Parquet4s version 2.18.0 Here is a test case:

val rows = List(
      Row("a_value", "b_value1", "c_value1"),
      Row("a_value", "b_value1", null)
    )
    val df = spark.createDataFrame(
      rows.asJava,
      StructType(
        Array(
          StructField("a", StringType),
          StructField("b", StringType),
          StructField("c", StringType)
        )
      )
    )
    df.write.parquet("s3a://sample-bucket/p0")
    df.write.partitionBy("a").parquet("s3a://sample-bucket/p1")

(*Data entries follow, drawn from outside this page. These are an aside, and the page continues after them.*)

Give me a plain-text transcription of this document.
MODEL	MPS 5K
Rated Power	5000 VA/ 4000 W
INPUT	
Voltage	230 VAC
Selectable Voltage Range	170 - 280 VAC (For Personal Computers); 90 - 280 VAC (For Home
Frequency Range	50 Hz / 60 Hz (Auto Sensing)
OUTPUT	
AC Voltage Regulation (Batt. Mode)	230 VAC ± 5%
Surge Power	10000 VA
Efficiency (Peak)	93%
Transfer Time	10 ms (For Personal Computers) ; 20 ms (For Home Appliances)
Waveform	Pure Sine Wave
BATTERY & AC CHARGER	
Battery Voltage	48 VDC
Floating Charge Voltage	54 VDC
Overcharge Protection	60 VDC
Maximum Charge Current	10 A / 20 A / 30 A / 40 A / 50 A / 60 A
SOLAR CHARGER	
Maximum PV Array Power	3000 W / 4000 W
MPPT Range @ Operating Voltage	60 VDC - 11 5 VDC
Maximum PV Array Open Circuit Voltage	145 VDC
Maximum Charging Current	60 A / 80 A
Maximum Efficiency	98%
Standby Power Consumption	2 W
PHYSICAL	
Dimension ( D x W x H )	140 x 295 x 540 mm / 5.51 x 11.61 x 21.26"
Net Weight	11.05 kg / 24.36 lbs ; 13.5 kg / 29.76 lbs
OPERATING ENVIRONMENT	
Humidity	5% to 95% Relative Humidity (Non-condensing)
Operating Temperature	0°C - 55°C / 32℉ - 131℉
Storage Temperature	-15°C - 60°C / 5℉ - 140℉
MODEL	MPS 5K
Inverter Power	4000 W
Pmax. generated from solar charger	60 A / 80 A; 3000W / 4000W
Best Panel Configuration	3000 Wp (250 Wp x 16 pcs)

    val expectedSchema = new MessageType(
      "root",
      List[Type](
        Types
          .primitive(PrimitiveTypeName.BINARY, Repetition.OPTIONAL)
          .as(LogicalTypeAnnotation.stringType())
          .named("c")
      ).asJava
    )

    def showP4S(path: String): List[String] = {
      Using(
        ParquetReader
          .projectedGeneric(expectedSchema)
          .options(opt)
          .read(Path(new HPath(path)))
      )(_.iterator.map { row =>
        row.foldLeft("") { case (str, (k, v)) => str + s"$k = $v, " }
      }.toList).get
    }

    println("p4s not-partitioned")
    showP4S("s3a://sample-bucket/p0").foreach(println)
    println("p4s partitioned")
    showP4S("s3a://sample-bucket/p1").foreach(println)

The output is:

p4s not-partitioned
c = BinaryValue(Binary{8 constant bytes, [99, 95, 118, 97, 108, 117, 101, 49]}), 
c = NullValue, 
p4s partitioned
c = BinaryValue(Binary{8 constant bytes, [99, 95, 118, 97, 108, 117, 101, 49]}), a = BinaryValue(Binary{"a_value"}), 
c = NullValue, a = BinaryValue(Binary{"a_value"}), 
mjakubowski84 commented 1 month ago

That's pretty expected behaviour, because the expectedSchema is pushed down and used for reading files. The partition value comes automatically from the partition - not from a file.

dpogibelskiy commented 1 month ago

Thank you for answer and explanations.

I have looked through code and I understand how this "unexpected" value comes into result row. My question is wouldn't it be better to refer to projection schema (if any) in com.github.mjakubowski84.parquet4s.ParquetReader.BuilderImpl#setPartitionValues? Since parquet4s silently deals with partitioning the caller sometimes doesn't have any idea whether the data comes from single file/flat-partitioned folder/tree-like-partitioned folder/whaetver. Yes, it is pretty easy to filter out unneeded columns afterwards, but this approach looks like workaround.

mjakubowski84 commented 1 month ago

The issue is more with the other way around. If the user wants to see partition values in the output they have to specify it in the schema. And then Parguet4s has to remove this column from the projection when reading files. This removal mechanism is already implemented, IIRC, so it should be feasible. However, I am more worried about backwards compatibility. Still... providing a schema explicitly for generic records is quite an esoteric use-case for Parquet4s, therefore we can consider changing this behaviour.